Wayfinding solutions for people with low vision have yet to take full advantage of emerging technologies. Where systems have been designed for low vision users, they are generally limited to audio loops that can be expensive to install or Braille, which only a small percentage of people can read.

Pathfinder looks at emerging technologies and how they could be harnessed to enable new forms of navigation that rely less on sight and more on the other senses. The aim was to realise the inclusive potential of ‘sensory substitution’ through practical design Wayfinding was defined from the start as comprising four essential components: orientation, route decision, route monitoring and destination recognition. A key objective was to develop concepts that would enable these tasks to be carried out effectively. 

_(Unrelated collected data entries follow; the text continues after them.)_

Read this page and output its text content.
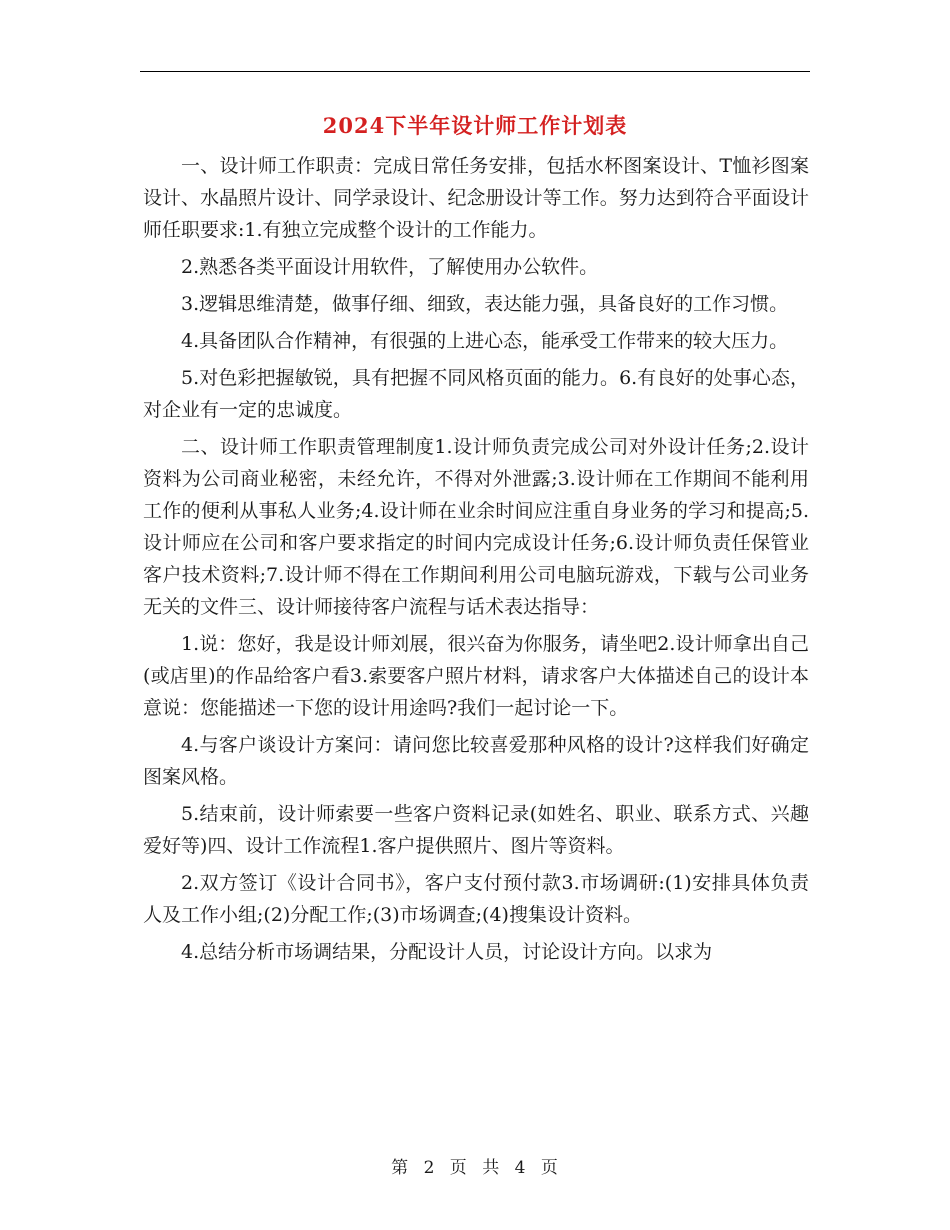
2024下半年设计师工作计划表

一、设计师工作职责：完成日常任务安排，包括水杯图案设计、T恤衫图案设计、水晶照片设计、同学录设计、纪念册设计等工作。努力达到符合平面设计师任职要求:1.有独立完成整个设计的工作能力。

2.熟悉各类平面设计用软件，了解使用办公软件。

3.逻辑思维清楚，做事仔细、细致，表达能力强，具备良好的工作习惯。

4.具备团队合作精神，有很强的上进心态，能承受工作带来的较大压力。

5.对色彩把握敏锐，具有把握不同风格页面的能力。6.有良好的处事心态，对企业有一定的忠诚度。

二、设计师工作职责管理制度1.设计师负责完成公司对外设计任务;2.设计资料为公司商业秘密，未经允许，不得对外泄露;3.设计师在工作期间不能利用工作的便利从事私人业务;4.设计师在业余时间应注重自身业务的学习和提高;5.设计师应在公司和客户要求指定的时间内完成设计任务;6.设计师负责任保管业客户技术资料;7.设计师不得在工作期间利用公司电脑玩游戏，下载与公司业务无关的文件三、设计师接待客户流程与话术表达指导：

1.说：您好，我是设计师刘展，很兴奋为你服务，请坐吧2.设计师拿出自己(或店里)的作品给客户看3.索要客户照片材料，请求客户大体描述自己的设计本意说：您能描述一下您的设计用途吗?我们一起讨论一下。

4.与客户谈设计方案问：请问您比较喜爱那种风格的设计?这样我们好确定图案风格。

5.结束前，设计师索要一些客户资料记录(如姓名、职业、联系方式、兴趣爱好等)四、设计工作流程1.客户提供照片、图片等资料。

2.双方签订《设计合同书》，客户支付预付款3.市场调研:(1)安排具体负责人及工作小组;(2)分配工作;(3)市场调查;(4)搜集设计资料。

4.总结分析市场调结果，分配设计人员，讨论设计方向。以求为

第 2 页 共 4 页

“I feel it’s important for the disabled to have every chance to explore their world as the rest of us do,” says designer David Sweeney. “This is an interface to all public information – your own personal way-finding system.”

The project proposes three different solutions. The first design concept develops a tactile map that combines a physical object with voice information to describe a building using hearing and touch. The materials that distinguish different sections of the model are used in the real building so users can run their fingers along a material strip in the corridor to their destination.

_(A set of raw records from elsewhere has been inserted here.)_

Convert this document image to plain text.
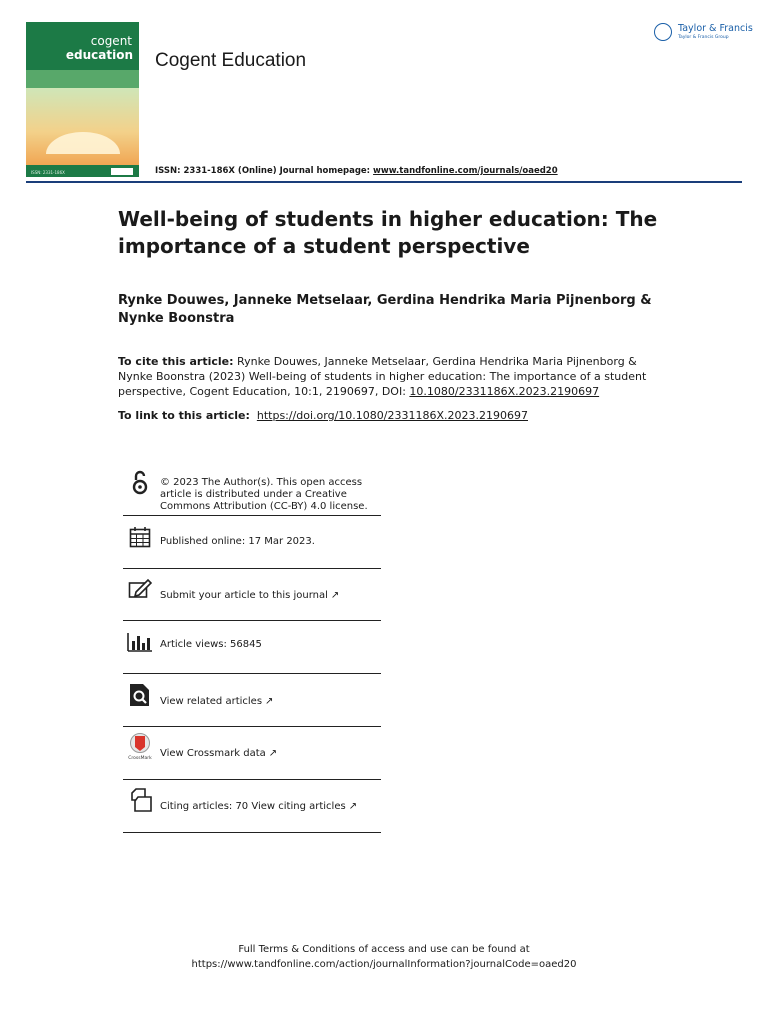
cogent
education
ISSN: 2331-186X
Cogent Education
Taylor & Francis
Taylor & Francis Group
ISSN: 2331-186X (Online) Journal homepage: www.tandfonline.com/journals/oaed20
Well-being of students in higher education: The importance of a student perspective

Rynke Douwes, Janneke Metselaar, Gerdina Hendrika Maria Pijnenborg & Nynke Boonstra

To cite this article: Rynke Douwes, Janneke Metselaar, Gerdina Hendrika Maria Pijnenborg & Nynke Boonstra (2023) Well-being of students in higher education: The importance of a student perspective, Cogent Education, 10:1, 2190697, DOI: 10.1080/2331186X.2023.2190697

To link to this article: https://doi.org/10.1080/2331186X.2023.2190697

© 2023 The Author(s). This open access article is distributed under a Creative Commons Attribution (CC-BY) 4.0 license.
Published online: 17 Mar 2023.
Submit your article to this journal ↗
Article views: 56845
View related articles ↗
CrossMark View Crossmark data ↗
Citing articles: 70 View citing articles ↗
Full Terms & Conditions of access and use can be found at
https://www.tandfonline.com/action/journalInformation?journalCode=oaed20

The next two ideas use different technologies to run a similar system. They build on the fact that most people will have camera and internet-equipped mobile phones. A building can therefore upload navigation information online that can be accessed in real-time as a person walks through that space, giving ‘blow by blow’ directions. People can post their own directions and comments on a particular space to aid other users and the recipients can adjust the amount of information they want to hear.